Greffier : Mme Clémence UEHLI, greffier lors des débats
ARRÊT :
- contradictoire
- mise à disposition de l'arrêt au greffe de la Cour, les parties en ayant été préalablement avisées dans les conditions prévues au deuxième alinéa de l'article 450 du Code de procédure civile.
- signé par Madame Hélène GUILLOU, présidente et par Madame Pauline MAHEUX, greffière à laquelle la minute de la décision a été remise par le magistrat signataire.
RAPPEL DES FAITS ET DE LA PROCÉDURE
Le 13 juillet 2018, l'Association Réseau Environnement Santé a interjeté appel d'un jugement rendu le 15 juin 2018 par le conseil de prud'hommes de Paris.
Le 12 octobre 2018, l'appelante a notifié ses conclusions au greffe.
Mme [N] a constitué avocat le 13 novembre 2018, et l'appelant lui a notifié ses conclusions par le réseau privé virtuel des avocats le 14 novembre 2018.
Par avis préalable à la caducité du 14 novembre 2018, le conseiller de la mise en état a demandé des observations sur l'éventuelle caducité de l'appel à défaut de signification des conclusions des intimés défaillants dans le délai de quatre mois à compter de la déclaration d'appel.
Par ordonnance du 5 décembre 2018, le conseiller de la mise en état a prononcé la caducité de l'appel sur le fondement de l'article 911 du code de procédure civile.
L'Association Réseau Environnement Santé a déféré cette décision à la cour.
Elle expose qu'elle ne disposait pas d'un délai de quatre mois mais d'un délai de 3 mois, qui, à son expiration, faisait courir un nouveau délai d'un mois, et que dès lors, ce nouveau délai d'un mois ne commençait à courir que le lendemain de l'expiration du délai de 3 mois.
En conséquence elle soutient que le délai de trois mois pour conclure expirant le 13 octobre 2018, et le délai d'un mois pour faire signifier ne courant donc qu'à partir du 14 octobre 2018, la signification des conclusions à l'intimé non constitué le 14 novembre 2018 n'est donc pas tardive.
L'intimé conclut à une application du délai de quatre mois et à la caducité de l'appel.
MOTIFS :
L'article 911 du code de procédure civile impose de signifier les conclusions déposées au greffe au plus tard dans le mois suivant l'expiration du délai prévu à l'article 908 du code de procédure civile aux parties qui n'ont pas constitué.
Il en résulte que, ainsi que le soutient Mme [N], l'appelant doit signifier ses conclusions à l'intimé non constitué dans le délai de quatre mois suivant la déclaration d'appel, le délai de l'article 908 du code de procédure civile étant seulement prolongé d'un mois.
L'article 640 du code de procédure civile dispose que lorsqu'un acte doit être accompli avant l'expiration d'un délai, celui-ci a pour origine la date de l'acte, de l'événement, de la décision ou de la notification qui le fait courir, en l'espèce, le jour de l'expiration du délai pour conclure.

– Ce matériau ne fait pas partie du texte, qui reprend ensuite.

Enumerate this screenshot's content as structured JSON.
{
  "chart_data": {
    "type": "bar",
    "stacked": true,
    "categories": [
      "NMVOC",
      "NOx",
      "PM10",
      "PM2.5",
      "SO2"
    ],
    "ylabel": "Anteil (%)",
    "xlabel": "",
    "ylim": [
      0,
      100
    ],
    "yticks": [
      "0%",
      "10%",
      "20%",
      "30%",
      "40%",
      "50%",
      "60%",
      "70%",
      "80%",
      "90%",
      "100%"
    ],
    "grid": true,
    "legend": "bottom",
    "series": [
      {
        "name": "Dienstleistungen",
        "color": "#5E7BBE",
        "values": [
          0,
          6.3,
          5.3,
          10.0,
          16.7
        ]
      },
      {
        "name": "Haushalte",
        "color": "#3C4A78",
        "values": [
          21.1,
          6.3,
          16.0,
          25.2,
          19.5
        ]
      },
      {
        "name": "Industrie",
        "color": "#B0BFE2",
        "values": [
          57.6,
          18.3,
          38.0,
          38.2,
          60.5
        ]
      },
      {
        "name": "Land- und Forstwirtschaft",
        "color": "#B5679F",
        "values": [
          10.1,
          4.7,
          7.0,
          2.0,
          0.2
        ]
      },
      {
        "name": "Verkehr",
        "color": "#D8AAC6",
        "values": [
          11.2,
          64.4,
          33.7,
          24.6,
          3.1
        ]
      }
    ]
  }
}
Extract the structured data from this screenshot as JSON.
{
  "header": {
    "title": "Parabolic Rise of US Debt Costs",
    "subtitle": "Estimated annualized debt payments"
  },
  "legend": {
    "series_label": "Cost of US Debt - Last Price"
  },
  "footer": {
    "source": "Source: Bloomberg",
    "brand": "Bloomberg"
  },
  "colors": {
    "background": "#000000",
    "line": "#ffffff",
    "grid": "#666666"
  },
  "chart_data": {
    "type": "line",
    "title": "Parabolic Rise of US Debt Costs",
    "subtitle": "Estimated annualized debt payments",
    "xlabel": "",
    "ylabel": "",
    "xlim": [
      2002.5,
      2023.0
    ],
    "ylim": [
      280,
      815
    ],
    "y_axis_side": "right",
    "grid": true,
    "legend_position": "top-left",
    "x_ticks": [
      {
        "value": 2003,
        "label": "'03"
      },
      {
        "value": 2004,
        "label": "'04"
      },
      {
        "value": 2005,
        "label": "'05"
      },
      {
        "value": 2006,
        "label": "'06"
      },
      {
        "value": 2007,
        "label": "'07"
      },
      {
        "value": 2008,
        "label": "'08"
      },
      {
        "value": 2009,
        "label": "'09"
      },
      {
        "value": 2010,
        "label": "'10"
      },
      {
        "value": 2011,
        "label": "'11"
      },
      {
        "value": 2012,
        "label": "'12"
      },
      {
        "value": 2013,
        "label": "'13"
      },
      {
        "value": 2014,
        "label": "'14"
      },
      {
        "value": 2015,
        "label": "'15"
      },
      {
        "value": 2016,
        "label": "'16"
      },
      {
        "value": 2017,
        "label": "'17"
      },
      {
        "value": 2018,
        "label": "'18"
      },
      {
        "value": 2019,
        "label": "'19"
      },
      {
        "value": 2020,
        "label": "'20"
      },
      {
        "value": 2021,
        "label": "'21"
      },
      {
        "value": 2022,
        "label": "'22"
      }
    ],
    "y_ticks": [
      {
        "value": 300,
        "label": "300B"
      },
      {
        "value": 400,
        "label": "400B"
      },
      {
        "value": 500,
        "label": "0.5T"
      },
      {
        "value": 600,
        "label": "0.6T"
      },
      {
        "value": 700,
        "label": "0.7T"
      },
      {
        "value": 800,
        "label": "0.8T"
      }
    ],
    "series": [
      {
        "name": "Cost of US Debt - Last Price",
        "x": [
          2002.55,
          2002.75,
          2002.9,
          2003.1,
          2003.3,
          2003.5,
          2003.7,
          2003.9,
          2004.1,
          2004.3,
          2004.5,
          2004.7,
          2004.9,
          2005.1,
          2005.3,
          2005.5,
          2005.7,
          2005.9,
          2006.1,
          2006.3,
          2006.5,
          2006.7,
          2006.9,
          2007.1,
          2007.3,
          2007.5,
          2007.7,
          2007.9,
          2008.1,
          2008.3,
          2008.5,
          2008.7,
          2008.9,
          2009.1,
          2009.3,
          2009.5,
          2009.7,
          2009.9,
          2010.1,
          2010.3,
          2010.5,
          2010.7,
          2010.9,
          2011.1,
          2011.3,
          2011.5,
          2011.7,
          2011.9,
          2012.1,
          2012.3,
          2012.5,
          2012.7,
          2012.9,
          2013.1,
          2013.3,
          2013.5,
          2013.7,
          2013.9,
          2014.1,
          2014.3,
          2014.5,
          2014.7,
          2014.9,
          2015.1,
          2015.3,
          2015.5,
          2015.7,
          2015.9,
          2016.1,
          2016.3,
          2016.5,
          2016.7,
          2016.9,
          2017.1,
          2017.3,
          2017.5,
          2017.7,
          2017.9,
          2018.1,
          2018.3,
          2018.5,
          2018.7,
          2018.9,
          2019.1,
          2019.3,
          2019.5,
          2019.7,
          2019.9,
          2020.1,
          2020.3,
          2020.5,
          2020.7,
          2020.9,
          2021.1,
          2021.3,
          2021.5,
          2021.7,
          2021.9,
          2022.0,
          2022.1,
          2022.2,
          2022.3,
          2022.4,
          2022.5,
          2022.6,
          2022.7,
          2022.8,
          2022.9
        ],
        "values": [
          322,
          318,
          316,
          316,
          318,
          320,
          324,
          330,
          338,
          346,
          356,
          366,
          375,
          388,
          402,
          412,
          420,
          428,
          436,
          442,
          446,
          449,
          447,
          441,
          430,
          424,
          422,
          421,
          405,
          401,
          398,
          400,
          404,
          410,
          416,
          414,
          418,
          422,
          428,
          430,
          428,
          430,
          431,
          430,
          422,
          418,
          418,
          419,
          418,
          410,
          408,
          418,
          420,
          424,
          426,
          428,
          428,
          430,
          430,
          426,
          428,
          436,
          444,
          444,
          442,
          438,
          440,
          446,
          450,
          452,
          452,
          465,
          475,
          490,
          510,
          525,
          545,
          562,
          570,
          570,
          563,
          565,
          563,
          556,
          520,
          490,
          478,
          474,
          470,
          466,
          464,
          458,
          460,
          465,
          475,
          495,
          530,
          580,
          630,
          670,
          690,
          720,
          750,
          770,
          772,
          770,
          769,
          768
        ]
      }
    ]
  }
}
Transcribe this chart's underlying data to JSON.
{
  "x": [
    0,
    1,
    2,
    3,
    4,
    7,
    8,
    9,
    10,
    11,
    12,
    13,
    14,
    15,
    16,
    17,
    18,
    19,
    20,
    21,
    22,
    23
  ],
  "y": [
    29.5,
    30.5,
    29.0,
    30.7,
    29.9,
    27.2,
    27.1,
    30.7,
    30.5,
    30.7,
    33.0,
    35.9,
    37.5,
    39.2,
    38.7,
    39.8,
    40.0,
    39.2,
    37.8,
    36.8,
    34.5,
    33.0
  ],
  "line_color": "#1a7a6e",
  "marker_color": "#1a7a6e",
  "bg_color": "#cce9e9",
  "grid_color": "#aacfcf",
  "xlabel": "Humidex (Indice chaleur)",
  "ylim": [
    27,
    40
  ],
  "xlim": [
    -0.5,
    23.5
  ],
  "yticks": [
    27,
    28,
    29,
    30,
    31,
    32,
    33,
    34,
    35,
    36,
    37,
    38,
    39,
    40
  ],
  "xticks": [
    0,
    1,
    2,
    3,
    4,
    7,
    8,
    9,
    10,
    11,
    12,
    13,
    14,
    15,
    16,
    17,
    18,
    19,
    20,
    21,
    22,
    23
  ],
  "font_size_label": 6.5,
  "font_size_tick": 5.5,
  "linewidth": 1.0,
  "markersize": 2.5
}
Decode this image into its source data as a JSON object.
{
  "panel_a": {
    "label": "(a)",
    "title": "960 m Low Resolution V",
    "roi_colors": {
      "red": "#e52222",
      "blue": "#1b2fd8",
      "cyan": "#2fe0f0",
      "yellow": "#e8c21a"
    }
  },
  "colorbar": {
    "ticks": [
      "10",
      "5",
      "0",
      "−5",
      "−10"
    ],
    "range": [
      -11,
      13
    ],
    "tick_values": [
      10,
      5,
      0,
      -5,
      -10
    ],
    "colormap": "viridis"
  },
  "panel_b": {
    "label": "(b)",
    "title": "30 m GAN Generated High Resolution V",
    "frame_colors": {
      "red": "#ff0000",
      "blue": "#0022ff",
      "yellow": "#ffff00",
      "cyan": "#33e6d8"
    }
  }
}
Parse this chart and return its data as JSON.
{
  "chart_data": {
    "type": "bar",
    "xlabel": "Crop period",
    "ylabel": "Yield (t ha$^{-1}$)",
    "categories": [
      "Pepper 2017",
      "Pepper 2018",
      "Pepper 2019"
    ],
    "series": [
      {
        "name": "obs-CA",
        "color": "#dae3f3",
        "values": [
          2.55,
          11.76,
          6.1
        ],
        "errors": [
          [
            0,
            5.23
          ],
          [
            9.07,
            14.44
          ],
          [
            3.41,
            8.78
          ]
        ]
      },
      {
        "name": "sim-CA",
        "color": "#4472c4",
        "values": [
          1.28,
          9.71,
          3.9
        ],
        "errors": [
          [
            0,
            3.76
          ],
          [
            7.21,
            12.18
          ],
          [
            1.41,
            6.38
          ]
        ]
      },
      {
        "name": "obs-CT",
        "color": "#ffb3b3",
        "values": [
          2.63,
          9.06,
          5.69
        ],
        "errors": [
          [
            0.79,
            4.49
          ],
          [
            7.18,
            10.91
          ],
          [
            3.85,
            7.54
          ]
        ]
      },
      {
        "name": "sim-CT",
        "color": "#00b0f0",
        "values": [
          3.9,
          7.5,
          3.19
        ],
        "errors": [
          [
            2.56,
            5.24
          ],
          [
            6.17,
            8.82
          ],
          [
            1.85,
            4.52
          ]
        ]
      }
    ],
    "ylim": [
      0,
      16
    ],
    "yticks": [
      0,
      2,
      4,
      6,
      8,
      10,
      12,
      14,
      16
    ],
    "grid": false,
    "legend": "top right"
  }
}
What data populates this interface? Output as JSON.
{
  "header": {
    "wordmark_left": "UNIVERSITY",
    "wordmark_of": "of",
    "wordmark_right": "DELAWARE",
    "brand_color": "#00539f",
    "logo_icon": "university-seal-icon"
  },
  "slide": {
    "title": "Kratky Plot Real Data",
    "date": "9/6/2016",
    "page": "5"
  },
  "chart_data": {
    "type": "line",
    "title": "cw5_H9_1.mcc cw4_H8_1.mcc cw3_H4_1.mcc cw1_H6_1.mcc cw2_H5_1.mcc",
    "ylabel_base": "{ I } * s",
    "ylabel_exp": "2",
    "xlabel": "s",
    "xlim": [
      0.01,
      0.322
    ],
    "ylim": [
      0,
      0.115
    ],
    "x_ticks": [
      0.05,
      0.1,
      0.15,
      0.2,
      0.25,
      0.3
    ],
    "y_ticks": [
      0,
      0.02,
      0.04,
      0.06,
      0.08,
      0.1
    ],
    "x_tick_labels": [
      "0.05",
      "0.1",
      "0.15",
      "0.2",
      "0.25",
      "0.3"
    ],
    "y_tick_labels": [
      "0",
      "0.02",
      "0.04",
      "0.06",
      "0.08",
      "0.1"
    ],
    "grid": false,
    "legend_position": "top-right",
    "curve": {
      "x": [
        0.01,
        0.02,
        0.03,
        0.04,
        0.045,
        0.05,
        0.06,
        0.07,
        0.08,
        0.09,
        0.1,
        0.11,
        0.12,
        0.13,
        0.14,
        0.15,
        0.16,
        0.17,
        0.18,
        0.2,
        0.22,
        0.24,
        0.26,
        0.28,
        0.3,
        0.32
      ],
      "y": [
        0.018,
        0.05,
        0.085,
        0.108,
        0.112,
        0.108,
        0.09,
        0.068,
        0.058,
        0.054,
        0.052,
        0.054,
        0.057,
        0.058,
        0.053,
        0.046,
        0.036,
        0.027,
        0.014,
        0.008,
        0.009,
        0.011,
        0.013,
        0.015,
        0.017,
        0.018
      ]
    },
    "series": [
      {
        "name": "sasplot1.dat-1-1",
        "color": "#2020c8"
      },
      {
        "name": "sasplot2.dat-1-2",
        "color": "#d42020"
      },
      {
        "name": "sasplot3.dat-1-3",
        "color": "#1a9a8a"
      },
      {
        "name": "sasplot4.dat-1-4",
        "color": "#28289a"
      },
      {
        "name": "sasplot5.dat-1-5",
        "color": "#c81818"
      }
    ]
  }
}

En conséquence, il convient de considérer que le délai pour signifier les conclusions à l'intimé défaillant expire le jour qui porte le même quantième que la déclaration d'appel, et non le lendemain.
L'ordonnance du conseiller de la mise en état doit donc être confirmée en ce qu'elle a jugé caduc l'appel de l'association Réseau Environnement Santé.
PAR CES MOTIFS,
LA COUR,
CONFIRME l'ordonnance du 5 décembre 2018 ayant prononcé la caducité de l'appel interjeté par l'association Réseau Environnement Santé contre le jugement du conseil des prud'hommes de Paris rendu le 15 juin 2018 dans l'affaire l'opposant à Mme [L] [N].
DIT n'y avoir lieu à application des dispositions de l'article 700 du code de procédure civile,
CONDAMNE l'association Réseau Environnement Santé aux dépens.